GDPR has had some notable and immediate impacts. The global conversation around privacy has shifted. So have the laws. As a direct result of GDPR, countries including Japan and Brazil passed GDPR-inspired privacy laws. India is considering its own law. California’s new privacy law, which will go into effect in 2020, is a direct result of GDPR.
As a consequence of California’s action, there is now unending and unprecedented talk in Washington D.C. about federal privacy legislation. If you want to talk about slow pacing, no one should expect legislation as big as this to be sorted out and passed for at least two years when the 2020 presidential campaign is in the rearview mirror. Until then, Congress is effectively paralyzed.
The last year has seen a small handful of important GDPR enforcements, by far most notably a $57 million fine against Google from French regulators for burying privacy disclosures about the use of user data.
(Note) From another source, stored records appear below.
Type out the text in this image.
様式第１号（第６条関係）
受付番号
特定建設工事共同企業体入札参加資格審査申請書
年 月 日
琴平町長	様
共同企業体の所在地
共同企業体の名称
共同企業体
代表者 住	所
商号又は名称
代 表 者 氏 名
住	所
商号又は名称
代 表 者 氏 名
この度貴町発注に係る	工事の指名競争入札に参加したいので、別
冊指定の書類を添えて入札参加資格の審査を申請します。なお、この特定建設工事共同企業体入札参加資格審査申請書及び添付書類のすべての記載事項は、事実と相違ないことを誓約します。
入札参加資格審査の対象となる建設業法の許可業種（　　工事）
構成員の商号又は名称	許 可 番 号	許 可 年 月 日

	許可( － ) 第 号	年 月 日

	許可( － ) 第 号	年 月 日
That’s about .04 percent of annual revenue. The company is appealing the ruling.
“The idea that on May 26, 2018, you would have regulators bringing sudden billion dollar fines against American companies was never realistic,” Joe Jerome of the Center for Democracy and Technology said.
There have been hundreds of smaller fines from regulators around Europe but in most cases, they’ve been for a few thousand dollars and levied against smaller targets. Austrian regulators fined a retailer about $5,300 for surveillance of a public space without notice. Smaller companies also may have a harder time dealing with higher compliance costs while ultra-profitable Silicon Valley giants absorb the costs in stride.
It only takes a quick glance at the past few months in Silicon Valley to see the winds have shifted. Every major event, including Google’s I/O and Facebook’s F8, now centers privacy in a way that was previously unfathomable. After every new product announcement, the companies take a beat to talk about new privacy features and promises. Silicon Valley executives like Mark Zuckerberg, Sundar Pichai, and Tim Cook have called for GDPR-style legislation to come out of D.C. But a fair bit of the talk is overblown marketing-speak meant to appeal to changing public sentiment, the actual details and impact are often less impressive. And as a rule of thumb, American corporations love to call for regulations when they know there’s an army of lobbyists actively drawing up just the right, loop-hole filled, plan.
“The slowness is the nature of the beast. The wheels of justice grind slowly,” said Tene. He expects this year to see the conclusion of major enforcement actions — after that, years of court battles and appeals are inevitable.
“Even when tech companies do get hit with billion dollar fines, it’s a tap on the wrist,” he said. “And I don’t know if it changes underlying business models. It’s not just the business model of a company, it’s the entire internet. The way the internet has been built and the reigning economic model isn’t with privacy top of mind. Changing that requires fundamental and painful adjustments to the way things have been structured.”
The last year has been dominated by attention-grabbing hypotheticals. The specter of potentially billions of dollars worth of fines looms large. Facebook faces what could be a $2 billion fine in Europe for poor password security and a potential $5 billion fine in the United States for privacy violations. Ireland’s anticipated “substantial” fines will hit companies all eligible for ten-figure fines — if that’s how the regulator lands. That would then be the start of years-long court battles.
Expect a bigger, louder and more impactful year for GDPR’s second go around the sun. But more importantly, expect a much longer, global saga that will last many more years before the fate of internet privacy — including everything private about you that’s now sent and sold globally in an instant — is decided.